A top Ticketmaster executive plans to blame "industrial scalpers" for recent online ticketing snafus and will call for legislation to rein in those bad actors, according to a copy of his prepared congressional testimony.
Joe Berchtold, the chief financial officer of Ticketmaster parent Live Nation, will tell lawmakers Tuesday that a surge of automated bots targeting the Taylor Swift ticket sale forced the company to "slow down" its operations.
"We knew bots would attack that onsale, and planned accordingly," according to Berchtold's prepared remarks. "We were then hit with three times the amount of bot traffic than we had ever experienced, and for the first time in 400 Verified Fan onsales they came after our Verified Fan access code servers. While the bots failed to penetrate our systems or acquire any tickets, the attack required us to slow down and even pause our sales. This is what led to a terrible consumer experience that we deeply regret."
Berchtold acknowledged that Ticketmaster could have mitigated the disaster by spacing out the release of tickets over a longer period of time, and by "doing a better job setting fan expectations."

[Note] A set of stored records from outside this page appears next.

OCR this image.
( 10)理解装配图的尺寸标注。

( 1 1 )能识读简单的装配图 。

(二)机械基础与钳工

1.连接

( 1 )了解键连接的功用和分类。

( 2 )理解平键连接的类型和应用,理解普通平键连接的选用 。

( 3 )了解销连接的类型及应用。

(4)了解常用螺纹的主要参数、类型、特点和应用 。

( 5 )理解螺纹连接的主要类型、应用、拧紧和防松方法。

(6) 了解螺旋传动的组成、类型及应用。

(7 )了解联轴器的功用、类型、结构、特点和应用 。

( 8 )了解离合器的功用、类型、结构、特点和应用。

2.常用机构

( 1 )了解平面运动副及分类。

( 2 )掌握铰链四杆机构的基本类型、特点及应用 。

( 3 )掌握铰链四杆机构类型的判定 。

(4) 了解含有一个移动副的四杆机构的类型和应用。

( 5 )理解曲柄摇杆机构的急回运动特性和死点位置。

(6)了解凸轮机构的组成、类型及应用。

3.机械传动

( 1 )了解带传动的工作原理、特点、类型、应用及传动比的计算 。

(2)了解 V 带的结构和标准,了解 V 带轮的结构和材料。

"Let me be clear that Ticketmaster accepts its responsibility to be the first line of defense against bots in this ever-escalating arms race," he added, before pleading with lawmakers for "real reforms" to limit the impact of scalpers. That could include, he said, giving Ticketmaster and other private actors the legal right to sue scalpers for violations of the Better Online Ticket Sales Act, which bans the circumvention of ticketing providers' integrity programs.